The amount, made up of a blended loan of US$35.1million and a concessional loan of US$17.3 million, forms about 35.7 percent of the entire project cost estimated at US$147.20million.
It is understood that IFAD has committed an additional US$22.7million in funding under IFAD 12 to support the project’s implementation. The country’s ability to access this amount is expected to be triggered by performance of the initial amount – US$52.5million.
The project’s commencement and performance will also trigger commitment from other development partners including Green Climate Funds (GCF) – in the region of US$25.4million.
Meanwhile, government is expected to provide a counterpart funding amount of US$22.7million – with the remaining US$23.9million expected to come from participating financial institutions, the private sector and beneficiaries.
The PROSPER project is designed to complement ongoing interventions in the agricultural sector: such as Planting for Food and Jobs (PFJ) – with a concentration on smallholder farmers, Ghana Agricultural Sector Investment Programme (GASIP), Savannah Zone Agricultural Productivity Improvement Project (SAPIP) and the Savannah Investment Programme (SIP) initiatives, among others.
This comes as a great relief, dsince the sector continues to experience some critical challenges, which if left unaddressed could constrain progress and derail efforts and investments made under existing interventions.
The project specifically aims to strengthen the integration, climate resilience and environmental sustainability of smallholder farmers and businesses in priority value chains of the northern and middle ecological belts, taking advantage of the increased demand created by the national agro-processing strategy.

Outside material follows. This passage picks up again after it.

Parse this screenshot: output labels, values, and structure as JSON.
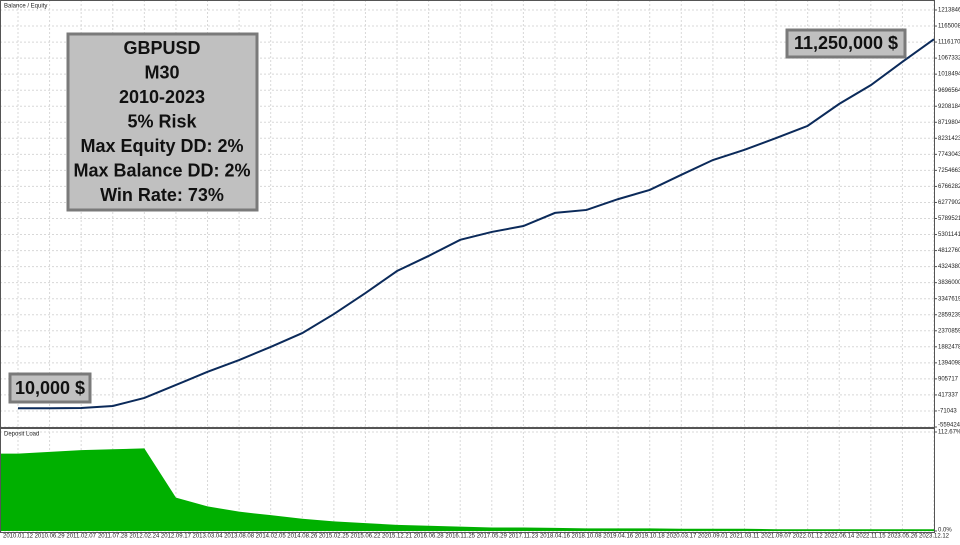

It will concentrate on two mutually supportive technical components: increasing the real demand for sustainably grown produce by a significant number of people living in poor rural communities; and enhancing their capacity to meet this demand through efficient climate-resilient agricultural and natural resource management practices to mitigate the negative impact of climate change.
The overall intended outcomes are to increase incomes, improve food and nutrition security and improve the health status of beneficiary communities.
The Ministry of Food and Agriculture will be the lead project implementation agency and is expected to work closely with the Ministry of Finance; Ministry of Local Government, Decentralization and Rural Development; and Ministry of Trade and Industry.
The PROSPER project’s execution is designed to rely on a mix of community, public and private sectors as well as technical service providers.
The intervention will cover a total eight regions of the country; including Northern, Savannah, Bono East, Upper East, Bono, Upper West, Oti and North East.
The Finance Committee of parliament, in their report leading to the approval of the facility, however lamented the finance ministry’s inability to secure required additional financing to ensure attainment of project objectives for the desired outcome.
To this end, the committee highlighted potential risks of commencing the project with US$52.5million without a firm commitment from other funding partners.
But according to MoFA, the initial amount is sufficient to achieve the project outcomes in three regions – the Northern, Savannah and North East Regions. It is understood that implementation of the project will be concentrated in these regions, after which it will be extended to other regions when additional funding is available.
Among other things, the committee entreated the Ministry of Finance to ensure that a sufficient proportion of the funds are committed to the project’s core objective. Additionally, where there is a need to engage consultants, conscious efforts should be made to give opportunity for local consultants to help build their capacities and sustain gains made in the project implementation.
Parliament is hopeful that the programme’s implementation will improve primary agriculture delivery and strengthen the country’s agricultural sector- making it robust enough to withstand climate challenges.